I dropped Bella off in Charlotte with my mom and then actually had to leave and go back home.. it was that leaving part that I wasn't prepared for. I was fine on the drive over and walked in and hung out for a while. But my stomach was doing flips and turns when I realized I actually had to walk out of the door, get in the car, back out and head home, without my baby in tow. I was miserable the whole ride home, crying my eyes out while listening to happy music (to try to take my mind of off it, unsuccessfully). We both got ready to go out. We dressed up nice and I actually spent some time on my make-up. It was nice to look nice. But I turned the corner to enter our room to finish dressing and there was Gerard - kneeling on the bed and smelling Bella's PJ's that she had worn the night before. I feel deeper in love with him at that moment, it was so sweet.

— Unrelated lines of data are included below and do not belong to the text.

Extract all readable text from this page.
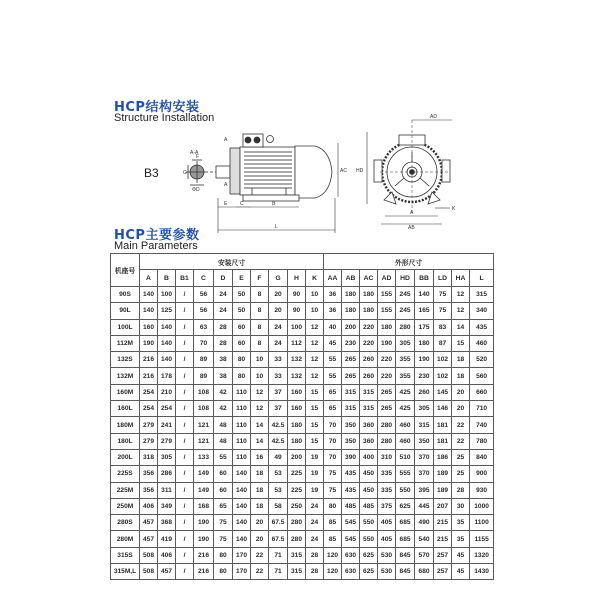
HCP结构安装
Structure Installation
B3
A-A
F
G
ΦD
A
A
E	C	B
L
AC HD
AD
K
A
AB
HCP主要参数
Main Parameters
机座号	安装尺寸										外形尺寸								
	A	B	B1	C	D	E	F	G	H	K	AA	AB	AC	AD	HD	BB	LD	HA	L
90S	140	100	/	56	24	50	8	20	90	10	36	180	180	155	245	140	75	12	315
90L	140	125	/	56	24	50	8	20	90	10	36	180	180	155	245	165	75	12	340
100L	160	140	/	63	28	60	8	24	100	12	40	200	220	180	280	175	83	14	435
112M	190	140	/	70	28	60	8	24	112	12	45	230	220	190	305	180	87	15	460
132S	216	140	/	89	38	80	10	33	132	12	55	265	260	220	355	190	102	18	520
132M	216	178	/	89	38	80	10	33	132	12	55	265	260	220	355	230	102	18	560
160M	254	210	/	108	42	110	12	37	160	15	65	315	315	265	425	260	145	20	660
160L	254	254	/	108	42	110	12	37	160	15	65	315	315	265	425	305	146	20	710
180M	279	241	/	121	48	110	14	42.5	180	15	70	350	360	280	460	315	181	22	740
180L	279	279	/	121	48	110	14	42.5	180	15	70	350	360	280	460	350	181	22	780
200L	318	305	/	133	55	110	16	49	200	19	70	390	400	310	510	370	186	25	840
225S	356	286	/	149	60	140	18	53	225	19	75	435	450	335	555	370	189	25	900
225M	356	311	/	149	60	140	18	53	225	19	75	435	450	335	550	395	189	28	930
250M	406	349	/	168	65	140	18	58	250	24	80	485	485	375	625	445	207	30	1000
280S	457	368	/	190	75	140	20	67.5	280	24	85	545	550	405	685	490	215	35	1100
280M	457	419	/	190	75	140	20	67.5	280	24	85	545	550	405	685	540	215	35	1155
315S	508	406	/	216	80	170	22	71	315	28	120	630	625	530	845	570	257	45	1320
315M,L	508	457	/	216	80	170	22	71	315	28	120	630	625	530	845	680	257	45	1430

We went over to a friends house and I somehow stayed awake until 2:30 when we finally came home. That scene is just not for me anymore. I missed Bella and everyone kept asking how she was and I said I couldn't talk about it because I didn't want to start crying again. I also don't enjoy drinking anymore - I had a few and just couldn't be bothered to have anymore. I guess there are just so many things that are more important that I just couldn't get in that sort of mindset. It was nice to be able to sleep in until 10:30 though. As we got closer to my moms, I had such anxiety I felt sick. I missed her so much and I couldn't get home fast enough. It was so hard for me to leave her but there were many times during Saturday when I looked at her and realized just how much I loved her. Distance really does make the heart grow fonder.